We are interested in Social Network Analysis using the statistical analysis and computing platform R. The documentation for R is voluminous but typically not very good, so this entry is part of a series where we document what we learn as we explore the tool and the packages.
In our previous post on SNA we gave up on using the {statnet} package because it was not able to handle our data volumes. In this entry we have better success with the {igraph} package.
The task we are considering is still how to load the network data into the R package’s internal representation. We will assume that the raw data for our analysis is in a transactional format that is typical at least in the Telecommunications and Finance industries. In the former the terminology is Call Detail Record (CDR) and an extract may look a little like the following:
src, dest, start, duration,type,...
+447000000005,+447000000006,1238510028, 52,call,...

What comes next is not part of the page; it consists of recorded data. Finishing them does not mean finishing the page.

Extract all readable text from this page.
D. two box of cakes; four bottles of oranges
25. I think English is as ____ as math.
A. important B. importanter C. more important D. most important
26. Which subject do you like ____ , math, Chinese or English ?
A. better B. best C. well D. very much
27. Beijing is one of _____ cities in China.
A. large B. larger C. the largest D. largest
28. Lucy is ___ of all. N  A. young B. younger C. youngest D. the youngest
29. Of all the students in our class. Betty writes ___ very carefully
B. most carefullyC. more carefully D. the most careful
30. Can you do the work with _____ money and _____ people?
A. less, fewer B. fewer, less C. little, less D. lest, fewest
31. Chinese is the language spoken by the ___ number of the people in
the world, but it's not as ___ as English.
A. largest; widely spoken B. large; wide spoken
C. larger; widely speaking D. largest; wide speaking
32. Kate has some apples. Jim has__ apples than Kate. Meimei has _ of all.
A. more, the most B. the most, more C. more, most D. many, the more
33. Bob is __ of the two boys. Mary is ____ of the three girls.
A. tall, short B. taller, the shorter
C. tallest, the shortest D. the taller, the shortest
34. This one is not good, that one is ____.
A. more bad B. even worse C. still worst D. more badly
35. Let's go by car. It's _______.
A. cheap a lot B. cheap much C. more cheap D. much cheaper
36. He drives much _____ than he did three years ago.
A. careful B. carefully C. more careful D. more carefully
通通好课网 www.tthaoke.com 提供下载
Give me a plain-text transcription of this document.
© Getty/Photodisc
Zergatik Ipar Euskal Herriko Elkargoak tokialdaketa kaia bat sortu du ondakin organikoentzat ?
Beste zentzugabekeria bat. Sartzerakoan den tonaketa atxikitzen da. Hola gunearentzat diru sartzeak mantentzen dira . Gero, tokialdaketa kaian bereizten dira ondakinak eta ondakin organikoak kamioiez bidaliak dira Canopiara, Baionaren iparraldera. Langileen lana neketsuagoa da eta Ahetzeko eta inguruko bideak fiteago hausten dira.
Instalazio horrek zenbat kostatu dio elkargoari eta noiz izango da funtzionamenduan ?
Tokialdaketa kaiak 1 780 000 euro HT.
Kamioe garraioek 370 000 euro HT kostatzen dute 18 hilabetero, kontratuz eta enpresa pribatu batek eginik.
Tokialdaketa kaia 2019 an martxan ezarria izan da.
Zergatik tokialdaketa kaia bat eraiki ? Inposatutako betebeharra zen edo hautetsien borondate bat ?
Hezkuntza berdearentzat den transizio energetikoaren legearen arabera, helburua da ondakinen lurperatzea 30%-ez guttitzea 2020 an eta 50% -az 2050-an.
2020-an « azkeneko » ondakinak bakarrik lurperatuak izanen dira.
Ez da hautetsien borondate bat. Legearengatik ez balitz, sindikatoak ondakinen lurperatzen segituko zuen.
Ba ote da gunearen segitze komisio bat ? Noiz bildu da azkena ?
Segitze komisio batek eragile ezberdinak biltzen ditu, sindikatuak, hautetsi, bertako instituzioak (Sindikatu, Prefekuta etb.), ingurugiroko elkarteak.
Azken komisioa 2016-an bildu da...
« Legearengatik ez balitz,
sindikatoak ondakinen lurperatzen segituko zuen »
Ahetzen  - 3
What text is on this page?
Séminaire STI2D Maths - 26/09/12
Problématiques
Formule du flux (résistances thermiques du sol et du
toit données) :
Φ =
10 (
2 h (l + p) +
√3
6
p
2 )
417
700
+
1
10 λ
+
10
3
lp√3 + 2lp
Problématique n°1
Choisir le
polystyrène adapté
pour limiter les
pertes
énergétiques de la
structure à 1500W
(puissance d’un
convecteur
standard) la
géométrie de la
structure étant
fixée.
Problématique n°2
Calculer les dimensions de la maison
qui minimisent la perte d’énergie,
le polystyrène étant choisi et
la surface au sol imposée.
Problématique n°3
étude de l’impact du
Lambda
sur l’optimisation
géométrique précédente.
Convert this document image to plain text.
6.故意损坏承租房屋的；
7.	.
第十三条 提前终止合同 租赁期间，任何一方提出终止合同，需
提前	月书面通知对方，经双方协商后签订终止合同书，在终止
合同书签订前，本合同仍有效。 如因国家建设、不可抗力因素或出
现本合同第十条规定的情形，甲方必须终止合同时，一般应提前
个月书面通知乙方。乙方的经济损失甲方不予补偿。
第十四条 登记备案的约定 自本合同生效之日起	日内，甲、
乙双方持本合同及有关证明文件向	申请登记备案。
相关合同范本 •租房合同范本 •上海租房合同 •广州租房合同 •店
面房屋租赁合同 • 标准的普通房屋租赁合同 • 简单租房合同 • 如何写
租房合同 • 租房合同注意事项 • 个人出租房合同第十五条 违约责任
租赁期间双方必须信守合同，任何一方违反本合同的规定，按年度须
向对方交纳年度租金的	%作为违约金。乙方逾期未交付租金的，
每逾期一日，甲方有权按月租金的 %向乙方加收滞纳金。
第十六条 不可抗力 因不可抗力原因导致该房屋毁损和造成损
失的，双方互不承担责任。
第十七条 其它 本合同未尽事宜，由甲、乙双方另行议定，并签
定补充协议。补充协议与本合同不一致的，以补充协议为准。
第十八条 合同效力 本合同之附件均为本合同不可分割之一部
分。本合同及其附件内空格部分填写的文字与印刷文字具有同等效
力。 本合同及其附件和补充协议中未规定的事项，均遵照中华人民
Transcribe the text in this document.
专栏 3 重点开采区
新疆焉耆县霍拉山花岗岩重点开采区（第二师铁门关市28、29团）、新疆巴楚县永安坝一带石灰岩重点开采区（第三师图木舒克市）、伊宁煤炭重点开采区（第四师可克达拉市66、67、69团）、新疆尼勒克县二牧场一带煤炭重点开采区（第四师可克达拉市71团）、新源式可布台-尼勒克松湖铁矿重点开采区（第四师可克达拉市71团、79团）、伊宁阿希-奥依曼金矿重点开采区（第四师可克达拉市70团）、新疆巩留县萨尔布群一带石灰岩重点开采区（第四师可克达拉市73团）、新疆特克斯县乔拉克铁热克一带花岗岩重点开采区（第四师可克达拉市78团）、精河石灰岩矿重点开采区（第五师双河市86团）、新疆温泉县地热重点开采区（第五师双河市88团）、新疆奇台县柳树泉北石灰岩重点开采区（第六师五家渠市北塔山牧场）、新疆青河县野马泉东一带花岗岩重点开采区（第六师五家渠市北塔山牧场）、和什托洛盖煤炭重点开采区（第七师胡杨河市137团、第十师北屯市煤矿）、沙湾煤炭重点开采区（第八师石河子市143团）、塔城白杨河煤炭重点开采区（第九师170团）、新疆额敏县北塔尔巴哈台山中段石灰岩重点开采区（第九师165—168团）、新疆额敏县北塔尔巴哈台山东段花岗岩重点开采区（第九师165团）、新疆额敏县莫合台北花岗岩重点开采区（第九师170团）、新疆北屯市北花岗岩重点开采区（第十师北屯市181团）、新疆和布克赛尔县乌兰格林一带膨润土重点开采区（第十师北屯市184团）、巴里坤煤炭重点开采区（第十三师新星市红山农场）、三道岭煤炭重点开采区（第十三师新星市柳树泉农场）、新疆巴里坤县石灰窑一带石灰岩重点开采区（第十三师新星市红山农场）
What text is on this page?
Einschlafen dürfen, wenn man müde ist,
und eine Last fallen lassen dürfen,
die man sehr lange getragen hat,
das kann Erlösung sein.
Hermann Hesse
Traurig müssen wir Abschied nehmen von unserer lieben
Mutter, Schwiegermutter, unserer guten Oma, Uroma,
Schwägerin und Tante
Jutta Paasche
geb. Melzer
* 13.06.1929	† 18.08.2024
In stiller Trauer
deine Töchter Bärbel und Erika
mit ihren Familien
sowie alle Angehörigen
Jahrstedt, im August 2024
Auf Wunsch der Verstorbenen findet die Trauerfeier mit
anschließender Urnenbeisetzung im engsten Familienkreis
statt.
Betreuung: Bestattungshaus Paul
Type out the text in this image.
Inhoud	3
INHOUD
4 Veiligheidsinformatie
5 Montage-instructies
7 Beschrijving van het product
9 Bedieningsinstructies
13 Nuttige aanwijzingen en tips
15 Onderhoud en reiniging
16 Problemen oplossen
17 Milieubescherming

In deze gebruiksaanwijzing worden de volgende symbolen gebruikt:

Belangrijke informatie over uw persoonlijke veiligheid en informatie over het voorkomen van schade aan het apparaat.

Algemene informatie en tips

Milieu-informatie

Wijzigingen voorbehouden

+447000000006,+447000000009,1238510627, 154,call,...
+447000000009,+447000000007,1238511103, 48,call,...
+447000000006,+447000000005,1238511145, 49,call,...
+447000000006,+447000000005,1238511678, 12,call,...
+447000000001,+447000000006,1238511735, 147,call,...
+447000000007,+447000000009,1238511806, 26,call,...
+447000000000,+447000000008,1238511825, 19,call,...
+447000000009,+447000000008,1238511900, 28,call,...
...
Here a record indicates that the customer identified as src
called (type=call
) the customer dest
at the given time start
and the call lasted duration
seconds. In general, there will be (many) more attributes describing the transaction which are represented by the …. In a Financial Services example, the records may be money transfers between accounts.
Loading the data in the igraph package
We are able to load the previous test data with 51 million records easily:
> library("igraph")
> m <- matrix(scan(bzfile("cdr.51M.csv.bz2", open="r"),
+ what=integer(0), skip=1, sep=','),
+ ncol=4, byrow=TRUE)
205266564 items
Read > ### Vertices are numbered from zero in the igraph library
> m[,1] <- m[,1]-1; m[,2] <- m[,2]-1
> g <- graph.edgelist(m[,c(2,1)])
> E(g)$start <- as.POSIXct(m[,3], origin="1970-01-01", tz="UTC")
> E(g)$duration <- m[,4]
> ns <- neighborhood.size(g, 1)
Time to up the ante! We have a file with simulated call data records containing over 700 million entries where we suspect the algorithm used is under-estimating nodes with small connections. Let’s check on the first ½ billion records (which seems to more-or-less fit in our available memory on this workstation):
Note that the comment below that R can only handle \(2^{31} - 1\) elements in a vector is very outdated.
> library("igraph")
### Note that R can only handle 2^31-1 elements in a vector (on any
### platform, including 64-bit), so we need to read this file as a
### list.
> s <- scan("cdr.1e6x1e1.csv", what=rep(list(integer(0)),4), skip=1, sep=',', multi.line=FALSE)
700466826 records
Read > m <- as.vector(rbind(s[[2]], s[[1]]))
> print(length(m))
1] 1400933652
[> length(m) <- 1e9
> g <- graph(m, directed=TRUE)
> ns <- neighborhood.size(g, 1)
> summary(ns)
Min. 1st Qu. Median Mean 3rd Qu. Max. 1.00 35.00 40.00 42.92 47.00 101.00
> hist(ns, xlab="Neighborhood size", main="Distribution of neighborhood size",
sub="From cdr.1e6x1e1.1e9")
As we suspected, the Monte Carlo algorithm does not provide enough customers with low calling circle sizes. Fortunately it is very easy to add these separately: the hard part is modelling the larger calling circles. A mix of these two algorithms provide a reasonably good fit to actual customer behaviour. (The cut-off at 100 is a parameter to our Monte Carlo simulation program which indeed was 100 for this run.)
Problems
However, it is not all perfect. When we attempt to add the edge parameters in the obvious way it fails:
> length(s[[3]]) <- 0.5e9
> length(s[[4]]) <- 0.5e9
> E(g)$start <- s[[3]]
: cannot allocate vector of size 3.7 Gb
Error
Execution halted> E(g)$duration <- s[[4]]
So we are just at the limit. Probably 100 million records is OK in this environment. But the core igraph library is accessible from C so better performance can probably be achieved this way and certainly pointers are 8 byte structures on this machine so we should not have the silly limits that R imposes on us.